Angka tersebut menunjukkan bahwa jutaan rakyat usia produktif belum mendapatkan pekerjaan yang layak. Ketidakpastian ekonomi, ketatnya persaingan, serta minimnya lapangan kerja menjadikan jutaan pencari kerja mengalami tekanan mental akibat sulitnya mencari penghidupan.
Sebagaimana dilansir dari CNBC Indonesia (29/05/2026), belum didapati tanda-tanda perbaikan di sektor pasar tenaga kerja dalam negeri. Realitas yang terjadi justru memperlihatkan adanya jurang (gap) yang besar antara lowongan pekerjaan yang tersedia dan jumlah pencari kerja. Bahkan dalam beberapa kasus, satu lowongan pekerjaan yang terbatas bisa diserbu oleh ribuan pelamar.
Artinya, mencari kerja kian susah dan mustahil, sedangkan angka pengangguran tak kunjung nihil. Di sisi lain, mereka yang sudah bekerja pun belum tentu sejahtera. Banyak fakta menunjukkan masih adanya upah tidak layak yang jauh dari standar kecukupan untuk memenuhi kebutuhan hidup.
Bukannya mereda, berita terjadinya pemutusan hubungan kerja (PHK) massal justru kian meningkat. Puluhan ribu buruh kehilangan pekerjaan akibat tekanan ekonomi global, penurunan permintaan pasar, pelemahan nilai tukar rupiah, hingga efisiensi perusahaan yang terus berlangsung.
Akar Masalah: Watak Otoriter dan Eksploitatif Kapitalisme
Fakta-fakta ini menunjukkan bahwa problem pengangguran di negeri ini bukan sekadar persoalan teknis hubungan kerja dan ekonomi semata, melainkan problem sistemik yang terus berulang dari waktu ke waktu. Problem ini berakar pada sistem kapitalisme yang diterapkan saat ini.
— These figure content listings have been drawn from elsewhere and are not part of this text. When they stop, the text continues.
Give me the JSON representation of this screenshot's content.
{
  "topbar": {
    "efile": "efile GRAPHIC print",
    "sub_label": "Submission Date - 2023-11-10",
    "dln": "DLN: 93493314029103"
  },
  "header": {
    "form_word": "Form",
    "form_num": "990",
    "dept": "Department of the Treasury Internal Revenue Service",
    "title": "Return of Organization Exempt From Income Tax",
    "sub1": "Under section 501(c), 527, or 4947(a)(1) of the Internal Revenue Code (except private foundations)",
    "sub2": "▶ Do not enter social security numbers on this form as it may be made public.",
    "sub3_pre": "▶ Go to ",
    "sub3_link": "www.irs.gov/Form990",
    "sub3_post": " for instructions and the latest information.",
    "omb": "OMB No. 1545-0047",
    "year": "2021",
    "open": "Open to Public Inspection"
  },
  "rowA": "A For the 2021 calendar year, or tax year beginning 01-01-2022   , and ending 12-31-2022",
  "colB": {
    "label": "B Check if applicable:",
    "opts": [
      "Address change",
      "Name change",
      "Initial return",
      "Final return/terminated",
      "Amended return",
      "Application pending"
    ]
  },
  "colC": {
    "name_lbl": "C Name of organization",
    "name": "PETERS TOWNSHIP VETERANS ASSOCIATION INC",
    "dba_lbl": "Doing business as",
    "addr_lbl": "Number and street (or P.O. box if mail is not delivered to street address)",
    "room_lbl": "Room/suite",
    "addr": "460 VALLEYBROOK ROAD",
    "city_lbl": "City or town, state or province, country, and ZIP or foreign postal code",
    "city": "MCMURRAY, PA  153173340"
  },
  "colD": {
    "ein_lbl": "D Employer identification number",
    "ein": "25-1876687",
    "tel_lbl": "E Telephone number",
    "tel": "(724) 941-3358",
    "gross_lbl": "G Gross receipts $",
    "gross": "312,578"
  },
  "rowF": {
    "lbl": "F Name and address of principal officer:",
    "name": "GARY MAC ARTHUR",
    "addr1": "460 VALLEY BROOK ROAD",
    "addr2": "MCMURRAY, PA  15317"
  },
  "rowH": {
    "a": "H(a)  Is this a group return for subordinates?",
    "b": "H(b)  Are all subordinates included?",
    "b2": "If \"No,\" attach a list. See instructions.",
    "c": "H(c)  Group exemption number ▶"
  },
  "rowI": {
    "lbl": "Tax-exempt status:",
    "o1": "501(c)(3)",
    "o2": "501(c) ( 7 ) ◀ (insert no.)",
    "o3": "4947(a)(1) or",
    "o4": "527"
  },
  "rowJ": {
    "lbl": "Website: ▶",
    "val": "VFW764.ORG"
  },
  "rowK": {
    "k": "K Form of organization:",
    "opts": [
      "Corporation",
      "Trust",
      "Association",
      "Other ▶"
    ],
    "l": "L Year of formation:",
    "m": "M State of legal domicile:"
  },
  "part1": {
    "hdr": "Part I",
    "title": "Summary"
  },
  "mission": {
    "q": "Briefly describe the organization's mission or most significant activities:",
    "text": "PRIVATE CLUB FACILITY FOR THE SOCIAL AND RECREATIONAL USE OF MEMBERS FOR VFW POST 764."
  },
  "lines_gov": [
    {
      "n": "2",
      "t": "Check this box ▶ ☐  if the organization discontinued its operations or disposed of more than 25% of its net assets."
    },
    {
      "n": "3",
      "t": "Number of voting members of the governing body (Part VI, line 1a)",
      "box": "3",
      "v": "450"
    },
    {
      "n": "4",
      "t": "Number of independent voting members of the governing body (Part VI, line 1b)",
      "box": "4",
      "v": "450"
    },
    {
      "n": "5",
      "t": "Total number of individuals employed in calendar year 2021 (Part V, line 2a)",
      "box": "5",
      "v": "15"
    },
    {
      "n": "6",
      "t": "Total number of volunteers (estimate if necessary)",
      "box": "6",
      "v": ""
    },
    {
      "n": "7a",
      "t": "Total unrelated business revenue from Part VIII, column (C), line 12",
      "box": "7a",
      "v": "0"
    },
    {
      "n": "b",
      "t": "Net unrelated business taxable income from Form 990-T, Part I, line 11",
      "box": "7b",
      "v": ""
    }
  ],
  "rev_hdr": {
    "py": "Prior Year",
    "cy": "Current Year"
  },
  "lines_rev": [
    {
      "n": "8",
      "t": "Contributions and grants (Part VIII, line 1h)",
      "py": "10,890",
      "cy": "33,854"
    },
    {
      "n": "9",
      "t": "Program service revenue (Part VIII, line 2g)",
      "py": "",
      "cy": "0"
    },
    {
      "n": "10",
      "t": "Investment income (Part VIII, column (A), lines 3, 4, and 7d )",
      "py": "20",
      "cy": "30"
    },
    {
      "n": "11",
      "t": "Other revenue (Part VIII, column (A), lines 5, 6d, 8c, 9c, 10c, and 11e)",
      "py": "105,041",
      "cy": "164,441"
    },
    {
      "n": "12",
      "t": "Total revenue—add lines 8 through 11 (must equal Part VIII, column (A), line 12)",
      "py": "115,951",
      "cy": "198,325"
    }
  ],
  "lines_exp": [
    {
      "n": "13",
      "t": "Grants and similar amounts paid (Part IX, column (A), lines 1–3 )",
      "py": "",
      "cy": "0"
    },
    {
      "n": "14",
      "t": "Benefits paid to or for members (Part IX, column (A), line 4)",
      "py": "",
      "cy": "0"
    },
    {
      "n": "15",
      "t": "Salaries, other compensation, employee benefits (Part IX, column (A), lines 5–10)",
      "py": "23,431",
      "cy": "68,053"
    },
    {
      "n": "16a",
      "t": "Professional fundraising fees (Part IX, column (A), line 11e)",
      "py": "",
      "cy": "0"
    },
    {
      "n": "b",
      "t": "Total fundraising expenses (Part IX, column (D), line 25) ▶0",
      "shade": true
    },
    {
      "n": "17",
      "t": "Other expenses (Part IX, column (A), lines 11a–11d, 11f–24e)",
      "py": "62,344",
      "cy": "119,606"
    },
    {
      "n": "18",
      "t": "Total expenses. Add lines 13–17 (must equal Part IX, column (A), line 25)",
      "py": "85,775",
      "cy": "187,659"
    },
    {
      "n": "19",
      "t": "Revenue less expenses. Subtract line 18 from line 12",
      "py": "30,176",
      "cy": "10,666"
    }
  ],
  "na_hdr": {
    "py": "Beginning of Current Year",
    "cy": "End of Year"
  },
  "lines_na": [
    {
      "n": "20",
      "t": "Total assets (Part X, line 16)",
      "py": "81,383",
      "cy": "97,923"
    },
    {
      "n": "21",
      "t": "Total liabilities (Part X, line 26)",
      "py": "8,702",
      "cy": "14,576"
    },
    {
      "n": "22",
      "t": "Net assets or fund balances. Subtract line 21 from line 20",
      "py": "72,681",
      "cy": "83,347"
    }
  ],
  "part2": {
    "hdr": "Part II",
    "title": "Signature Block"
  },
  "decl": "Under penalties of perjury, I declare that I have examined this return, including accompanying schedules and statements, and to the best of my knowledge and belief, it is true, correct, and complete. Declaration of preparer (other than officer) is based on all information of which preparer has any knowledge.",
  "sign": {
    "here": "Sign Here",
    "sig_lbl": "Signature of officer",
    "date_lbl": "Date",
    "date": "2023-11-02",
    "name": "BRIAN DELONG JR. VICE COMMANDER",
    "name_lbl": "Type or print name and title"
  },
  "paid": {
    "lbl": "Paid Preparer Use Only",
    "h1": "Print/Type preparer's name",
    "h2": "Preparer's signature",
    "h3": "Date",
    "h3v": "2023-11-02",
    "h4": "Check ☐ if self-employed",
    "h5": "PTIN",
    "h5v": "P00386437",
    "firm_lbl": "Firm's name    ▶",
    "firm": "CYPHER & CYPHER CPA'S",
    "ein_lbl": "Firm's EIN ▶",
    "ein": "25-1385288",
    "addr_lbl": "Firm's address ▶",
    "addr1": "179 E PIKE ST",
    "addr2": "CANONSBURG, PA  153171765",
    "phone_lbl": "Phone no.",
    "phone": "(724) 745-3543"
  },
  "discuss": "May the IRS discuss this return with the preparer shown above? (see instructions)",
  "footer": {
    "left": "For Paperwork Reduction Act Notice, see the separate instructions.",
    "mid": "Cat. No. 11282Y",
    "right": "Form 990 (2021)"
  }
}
Dalam sistem ini, negara cenderung berperan hanya sebagai regulator yang lebih berpihak pada kepentingan pasar dan pemilik modal, bukan sebagai penanggung jawab utama kesejahteraan rakyat. Sistem kapitalisme memusatkan modal pada segelintir orang. Akibatnya, lapangan kerja menjadi terbatas bukan karena kurangnya kebutuhan nyata di tengah masyarakat, melainkan karena keran pekerjaan hanya dibuka jika terbukti mendatangkan keuntungan bagi para pemilik modal.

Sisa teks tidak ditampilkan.